Сидевшие внизу местные знаменитости сверлили его взглядами, исполненными холодного изумления и негодования. Старшие преподаватели смотрели на него с точно таким же выражением, а младшие старались не смотреть вовсе. В передних рядах лишь один человек позволил себе нарушить молчание, и этот человек был Гор-Эркварт, разразившийся неудержимым, протяжным хохотом. Галерея вопила, свистела и аплодировала. Диксон поднял руку, призывая к тишине, но шум не стихал. Это было уж слишком; Диксон снова почувствовал дурноту и приложил ладони к ушам. И тотчас царивший в зале гам перекрыл какой-то громкий звук – не то стон, не то вопль. Билл Аткинсон, сидевший в середине зала, не сумел или не захотел разбираться, почесал ли Диксон уши или просто прикрыл их, и во всю длину растянулся в проходе. Декан вскочил на ноги, рот его открывался и закрывался, но это не помогло водворить тишину. Тогда он наклонился к толстому олдермену и что-то горячо ему зашептал. Соседи Аткинсона пытались поднять его, но безуспешно. Уэлч настойчиво окликал Диксона по имени. Целая толпа студентов – человек двадцать – тридцать – ворвалась в зал и устремилась к распростертому Аткинсону. Наперебой выкрикивая советы, куда и как его нести, они на руках утащили Аткинсона из зала. Диксон вышел из-за кафедры и стал перед ней; шум сразу утих.
– Довольно, Диксон, – громко произнес декан, делая знаки Уэлчу, но было слишком поздно.

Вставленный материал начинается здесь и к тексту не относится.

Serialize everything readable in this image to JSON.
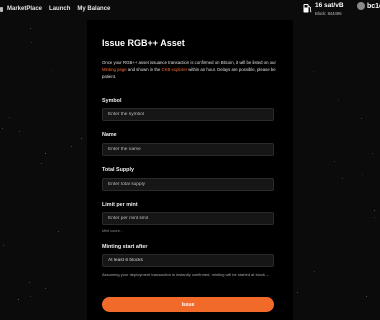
{
  "nav": {
    "items": [
      {
        "label": "MarketPlace"
      },
      {
        "label": "Launch"
      },
      {
        "label": "My Balance"
      }
    ]
  },
  "fee": {
    "rate": "16 sat/vB",
    "block": "Block: 844495"
  },
  "wallet": {
    "address": "bc1q"
  },
  "page": {
    "title": "Issue RGB++ Asset",
    "desc_part1": "Once your RGB++ asset issuance transaction is confirmed on Bitcoin, it will be listed on our ",
    "desc_link1": "Minting page",
    "desc_part2": " and shown in the ",
    "desc_link2": "CKB explorer",
    "desc_part3": " within an hour. Delays are possible, please be patient."
  },
  "form": {
    "symbol": {
      "label": "Symbol",
      "placeholder": "Enter the symbol"
    },
    "name": {
      "label": "Name",
      "placeholder": "Enter the name"
    },
    "supply": {
      "label": "Total Supply",
      "placeholder": "Enter total supply"
    },
    "limit": {
      "label": "Limit per mint",
      "placeholder": "Enter per mint limit",
      "hint": "Mint count: -"
    },
    "start": {
      "label": "Minting start after",
      "value": "At least 6 blocks",
      "note": "Assuming your deployment transaction is instantly confirmed, minting will be started at block --"
    },
    "submit_label": "Issue"
  },
  "colors": {
    "accent": "#f26a2a",
    "background": "#0b0b0b",
    "panel": "#000000"
  }
}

– Каковы же наконец практические выводы из всего вышеизложенного? – начал Диксон своим обычным голосом. Не в силах преодолеть головокружение, он смутно сознавал, что помимо своей воли произносит какие-то слова. – Сейчас я вам скажу, слушайте. Дело в том, что эта «добрая старая Англия» была самым недобрым периодом нашей истории. Доморощенные гончары-кустари, потомственные крестьяне, флажолетисты, эсперанто… – Он умолк и покачнулся: жара, виски, волнение, чувство вины одолели его наконец объединенными усилиями. Ему казалось, будто голова его распухла и в то же время стала невесомой, а тело словно распадалось на составляющие его клетки; в ушах звенело, на глаза с боков, сверху и снизу наползала туманная мгла. Слева и справа доносился скрип стульев, чья-то рука схватила его за плечо, и он споткнулся. Поддерживаемый за плечо рукой Уэлча, он опустился на колени и смутно расслышал голос декана, покрывавший шум: «…не мог закончить лекцию по причине внезапного нездоровья. Я уверен, что все вы…» «Все кончено, – каким-то образом сообразил Диксон. – И я даже не успел сказать им, что…» Он набрал воздуху в легкие; если бы удалось его выдохнуть, он пришел бы в себя, но выдохнуть не удалось – и сразу все потонуло в невнятном гуле голосов.